When compared with patients who did not receive TKI, those who were treated with high intensity chemotherapy and TKI had prolonged OS and RFS when NPM1 was present (HR = 0.37, 95% CI: 0.19–0.71, p = 0.001, HR = 0.32, 95% CI: 0.17–0.64, p < 0.001 for OS and RFS respectively) (Fig. S6). By ELN risk groups, OS and RFS were improved by presence of NPM1 mutation in all subgroups, but it was only statistically different in the intermediate group with HR of 0.53 (95% CI: 0.33–0.85, p = 0.007) for OS and HR of 0.62 (95% CI: 0.38–0.99, p = 0.05) for RFS (Fig. 4).
Multivariate analysis
We performed a multivariate analysis including all patients treated with high intensity chemotherapy (n = 223). Variables included in the univariate analysis included age, gender, WBC, BM blasts, cytogenetics, FLT3-ITD length, FLT3-ITD allelic ratio, FLT3-ITD numerical variation, co-mutations with FLT3 TKD point mutations, NPM1, IDH1/2 and DNMT3A as well as the use of TKI and alloHSCT as a time-dependent variable. After adjusting for all significant variables, older age ≥65 years, and higher WBC ≥ 20 × 109/L were associated with worse OS (HR = 2, 95% CI: 1.27–3.16, p = 0.003, HR = 1.92, 95% CI: 1.37–2.69, p < 0.001 respectively), whereas the use of TKI and alloHSCT were associated with significant improvement in OS (HR = 0.66, 95% CI: 0.46–0.97, p = 0.03, HR = 0.48, 95% CI: 0.32–0.72, p < 0.001, respectively) (Table S2).

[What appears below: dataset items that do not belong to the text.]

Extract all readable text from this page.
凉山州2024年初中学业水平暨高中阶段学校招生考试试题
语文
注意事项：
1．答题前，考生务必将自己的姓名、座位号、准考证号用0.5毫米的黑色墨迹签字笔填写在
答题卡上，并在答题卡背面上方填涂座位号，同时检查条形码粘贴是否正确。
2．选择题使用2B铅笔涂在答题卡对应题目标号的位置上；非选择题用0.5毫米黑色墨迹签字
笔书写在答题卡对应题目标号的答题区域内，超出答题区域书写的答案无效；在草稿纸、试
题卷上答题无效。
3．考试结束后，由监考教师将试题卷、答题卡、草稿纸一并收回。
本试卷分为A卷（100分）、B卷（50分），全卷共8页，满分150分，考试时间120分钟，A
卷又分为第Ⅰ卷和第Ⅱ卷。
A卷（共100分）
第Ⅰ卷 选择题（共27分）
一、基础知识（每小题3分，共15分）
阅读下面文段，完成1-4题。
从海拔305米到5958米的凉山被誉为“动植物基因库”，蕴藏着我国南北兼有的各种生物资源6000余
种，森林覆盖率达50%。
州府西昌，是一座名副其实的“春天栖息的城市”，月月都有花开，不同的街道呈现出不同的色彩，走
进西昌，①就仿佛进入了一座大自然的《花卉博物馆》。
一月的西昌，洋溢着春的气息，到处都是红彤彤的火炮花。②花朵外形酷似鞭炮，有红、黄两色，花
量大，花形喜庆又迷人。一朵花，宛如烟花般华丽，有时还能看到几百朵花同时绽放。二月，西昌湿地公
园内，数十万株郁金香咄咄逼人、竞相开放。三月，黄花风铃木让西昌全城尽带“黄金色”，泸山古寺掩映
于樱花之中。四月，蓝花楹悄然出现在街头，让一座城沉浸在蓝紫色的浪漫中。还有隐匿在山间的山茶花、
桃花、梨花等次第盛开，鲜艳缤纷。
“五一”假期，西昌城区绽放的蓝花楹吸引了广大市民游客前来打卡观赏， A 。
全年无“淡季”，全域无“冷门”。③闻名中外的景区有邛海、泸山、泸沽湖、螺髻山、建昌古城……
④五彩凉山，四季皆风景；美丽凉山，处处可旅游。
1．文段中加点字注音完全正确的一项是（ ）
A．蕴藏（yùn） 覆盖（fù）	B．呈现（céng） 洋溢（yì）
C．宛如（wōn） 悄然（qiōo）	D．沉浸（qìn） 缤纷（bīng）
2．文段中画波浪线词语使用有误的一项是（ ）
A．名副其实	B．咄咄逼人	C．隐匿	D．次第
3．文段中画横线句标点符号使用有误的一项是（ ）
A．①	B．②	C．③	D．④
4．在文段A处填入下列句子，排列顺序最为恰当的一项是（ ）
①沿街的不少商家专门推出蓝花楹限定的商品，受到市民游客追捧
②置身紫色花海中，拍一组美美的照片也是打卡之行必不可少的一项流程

Using the multivariate analysis for patients treated with low intensity chemotherapy including the same variables, both multiple co-mutations (≥2) as well as the use of alloHSCT were associated with better OS (HR = 0.57, 95% CI: 0.39–0.85, p = 0.01, HR = 0.37, 95% CI: 0.18–0.75, p = 0.01) (Table S3).
Subgroup interaction analysis
In order to identify in which subgroups TKI was largely beneficial, we performed a subgroup interaction analysis and determined the main factors that can contribute to TKI efficacy. The addition of TKI to intensive chemotherapy was associated with significantly better survival mainly in the following subgroups: younger patients <65 years (HR = 0.55, 95% CI: 0.38–0.82, p = 0.003), high allelic burden ≥0.5 (HR = 0.41, 95%CI: 0.25–0.66, p < 0.001), single ITD mutation (HR = 0.55, 95% CI: 0.34–0.88, p = 0.01), diploid cytogenetics (HR = 0.52, 95%CI: 0.35–0.76, p = 0.001), NPM1 co-mutation (HR = 0.35, 95% CI: 0.19–0.67, p = 0.001) (Tables S4A–S5). In patients treated with low intensity chemotherapy, the addition of TKI did not show any survival benefit including all subgroups (Tables S4B–S6).
Discussion
In our analysis, the presence of more than one ITD or size of ITD insert did not impact outcome among patients with newly diagnosed FLT3-ITD mutated AML. On the other hand, the addition of TKI including sorafenib or quizartinib to higher intensity chemotherapy was associated with 47% reduction in the risk of death in patients newly diagnosed with FLT3 mutant AML, taking in consideration that the majority of our patients received triplet combination of induction chemotherapy, unlike ‘doublets’ commonly used in induction regimens. In the RATIFY trial where 717 patients with FLT3-ITD and/or TKD mutant AML were randomized to receive midostaurin or placebo in addition to standard intensive chemotherapy, OS was significantly longer with HR of 0.78 and p value of 0.00917. Based on this trial, the food and drug administration approved midostaurin to be used with intensive chemotherapy for patients with newly diagnosed FLT3 mutant AML18. Midostaurin as well as sorafenib were also effective in older patients (60–70 years) treated with intensive chemotherapy19,20. When censored for alloHSCT, we did not find any significant differences in OS and RFS between patients who received TKI and who did not, similarly to what is found in the RATIFY trial17.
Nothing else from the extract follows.